Men zal beweren dat aan dit alles een eind zal komen wanneer het Duitse volk zijn tirannen heeft weggestuurd en geen bedreiging meer vormt voor Europa omdat het dan aan het militarisme in eigen land een eind zal maken. Maar als dat zo is, zullen de Duitsers die, terecht, denken dat een Engelse en Franse overheersing (om maar te zwijgen van het tsaristische Rusland) met veel beter zal zijn voor de Duitser' dan een Duitse overheersing voor Fransen en Engelsen, eerst willen wachten tot de Russen en de anderen hun eigen militarisme afschaffen, en in afwachting daarvan hun eigen leger in paraatheid houden.
En voor hoelang zal de revolutie dan worden uitgesteld? En de anarchie? Moeten wij altijd afwachten tot anderen beginnen?
De gedragslijn voor anarchisten is zonneklaar, enkel en alleen door de logica van hun idealen. De oorlog had moeten worden voorkomen door de revolutie, of op zijn minst door de regering bang te maken voor de revolutie. Wij hebben gebrek aan kracht of gebrek aan bekwaamheid aan de dag gelegd. Nu moet de vrede worden afgedwongen door middel van de revolutie, of op zijn minst door ermee te dreigen. Tot op heden ontbreekt het aan kracht of bekwaamheid.

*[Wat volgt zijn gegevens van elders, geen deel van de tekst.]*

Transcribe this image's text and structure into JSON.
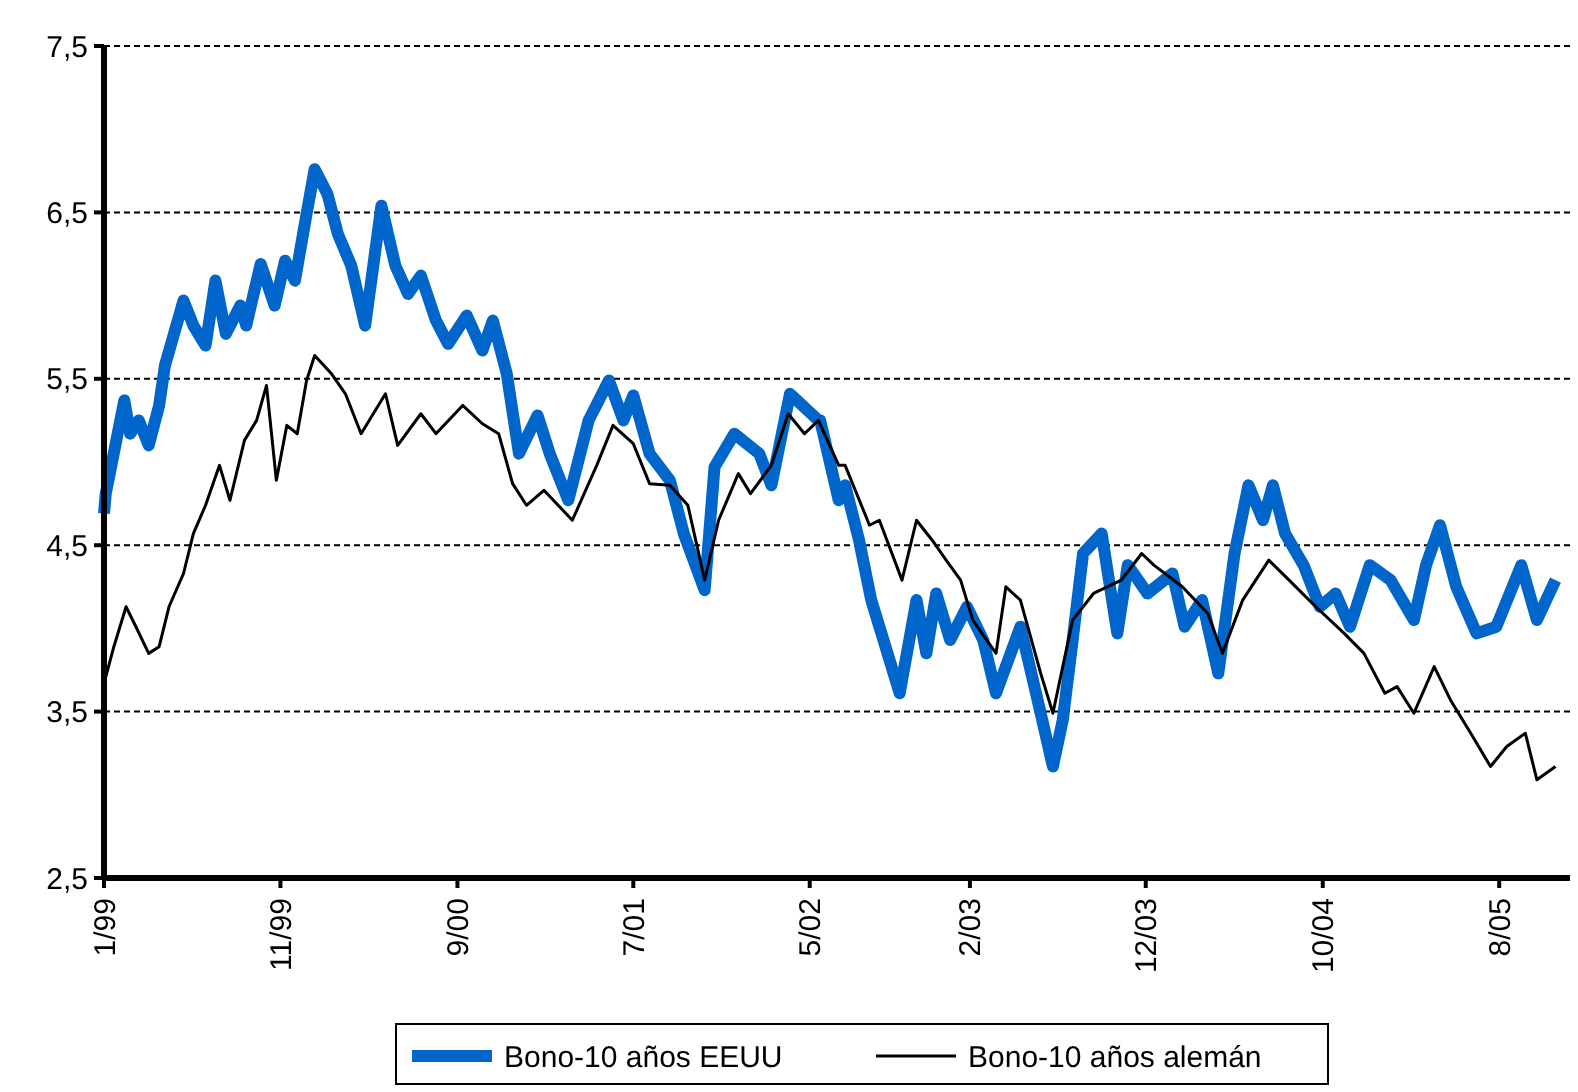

Welnu, dan is er maar één oplossing: wij moeten het beter doen in de toekomst. Meer dan ooit moeten wij alle compromissen vermijden; wij moeten de kloof tussen kapitalisten en loonslaven, tussen heersers en overheersten verbreden; wij moeten de onteigening van de particuliere eigendom prediken, evenals de vernietiging van de staten als enig middel ter verzekering van broederschap tussen de volkeren en gerechtigheid en vrijheid voor allen; en wij moeten ons erop voorbereiden dit alles tot stand te brengen.
In die tussentijd lijkt het mij misdadig iets te ondernemen ter verlenging van de oorlog die mensen afslacht, rijkdommen vernietigt en de hervatting van de strijd om de bevrijding tegenhoudt. Ik heb de indruk dat pleiten voor ‘oorlog tot het bittere einde’ eigenlijk de Duitse regering in de kaart speelt, want deze bedriegt haar onderdanen en vuurt hen aan om te vechten door hen te vertellen dat de vijand van plan is liet Duitse volk te verslaan en tot slaaf te maken. Laat onze leus heden, als altijd, luiden: Weg met de kapitalisten en de regeringen, alle kapitalisten en alle regeringen!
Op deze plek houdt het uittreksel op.